Назавтра я встретился с Аишей: агент по недвижимости посоветовал мне произвести в доме полную уборку, прежде чем его придут смотреть первые покупатели. Я передал ей ключи, затем она отвезла меня в Шербур – на вокзал. К полям уже подбиралась зима, над изгородями висели клубы тумана. В машине чувствовалось напряжение. Аиша знала, как выглядят половые органы моего отца, что порождало между нами совершенно неуместную близость. Поразительная, в общем-то, история: серьезная с виду девушка, да и отец менее всего походил на соблазнителя. Значит, он все-таки обладал некими привлекательными чертами, которые я не сумел разглядеть; в сущности, я и лица-то его не мог как следует вспомнить. Мужчины живут и друг друга не видят, ходят бок о бок, как коровы в стаде; в лучшем случае бутылку порой вместе разопьют.

“Фольксваген” Аиши остановился на вокзальной площади; понимая, что на прощание надо бы сказать какие-то слова, я протянул: “Н-да…” Прошло еще несколько секунд, потом она заговорила глухим голосом: “Я уеду отсюда. Один знакомый может устроить меня подавальщицей в Париже; продолжу учебу там. Все равно в семье меня считают шлюхой”. Я понимающе помычал. “В Париже больше народу”, – выдавил я наконец, словно сквозь боль. Сколько ни напрягался, ничего другого о Париже придумать не смог. Убожество реплики ее не смутило. “Дома меня ничего хорошего не ждет, – продолжала она, сдерживая злость. – Мало того, что они нищие, так еще и кретины.
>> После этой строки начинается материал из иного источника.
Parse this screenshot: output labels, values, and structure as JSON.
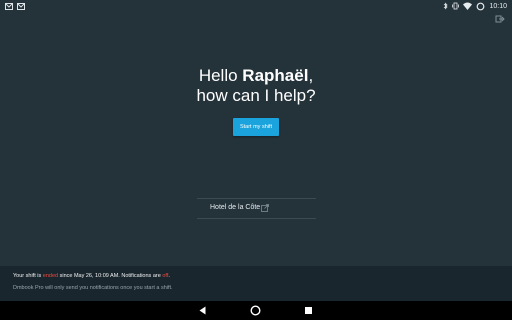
{
  "status_bar": {
    "time": "10:10",
    "left_icons": [
      "gmail-icon",
      "gmail-icon"
    ],
    "right_icons": [
      "bluetooth-icon",
      "vibrate-icon",
      "wifi-icon",
      "battery-icon"
    ]
  },
  "header": {
    "exit_icon": "exit-icon"
  },
  "greeting": {
    "hello": "Hello ",
    "name": "Raphaël",
    "comma": ",",
    "line2": "how can I help?"
  },
  "start_button": {
    "label": "Start my shift"
  },
  "hotel": {
    "name": "Hotel de la Côte",
    "link_icon": "external-link-icon"
  },
  "banner": {
    "part1": "Your shift is ",
    "ended": "ended",
    "part2": " since May 26, 10:09 AM. Notifications are ",
    "off": "off",
    "part3": ".",
    "line2": "Dmbook Pro will only send you notifications once you start a shift."
  },
  "colors": {
    "background": "#24323a",
    "accent": "#1aa3dd",
    "alert": "#f0473c",
    "banner": "#1a262d"
  },
  "nav_icons": [
    "back-icon",
    "home-icon",
    "recents-icon"
  ]
}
Отец два года назад совершил паломничество в Мекку, и с тех пор с ним говорить невозможно. А братья – того хуже: один другого тупее, только и знают что хлещут пастис и воображают себя при этом носителями истинной веры; меня же обзывают стервой, потому что я предпочитаю работать, все лучше, чем выйти за такого же, как они, идиота”.

“Да, мусульмане, они вообще-то не очень…” – тут я замялся. Потом взял сумку и открыл дверцу. “Думаю, у вас все наладится”, – пробормотал я не слишком уверенно. В эту минуту миграционные потоки представились мне кровеносными сосудами, пронизывающими Европу, а мусульмане – медленно рассасывающимися сгустками крови. Аиша смотрела на меня с сомнением. В раскрытую дверцу врывался холод. Умозрительно я мог испытать некое влечение к влагалищу мусульманки. Я улыбнулся немного натянуто. Она в ответ улыбнулась более искренне. Я неторопливо пожал ей руку, ощутил тепло ее пальцев, почувствовал напоследок, как бьется жилка на запястье. Отойдя на несколько метров от машины, я обернулся и помахал Аише на прощанье. Все-таки у нас была встреча, и под конец что-то все-таки получилось.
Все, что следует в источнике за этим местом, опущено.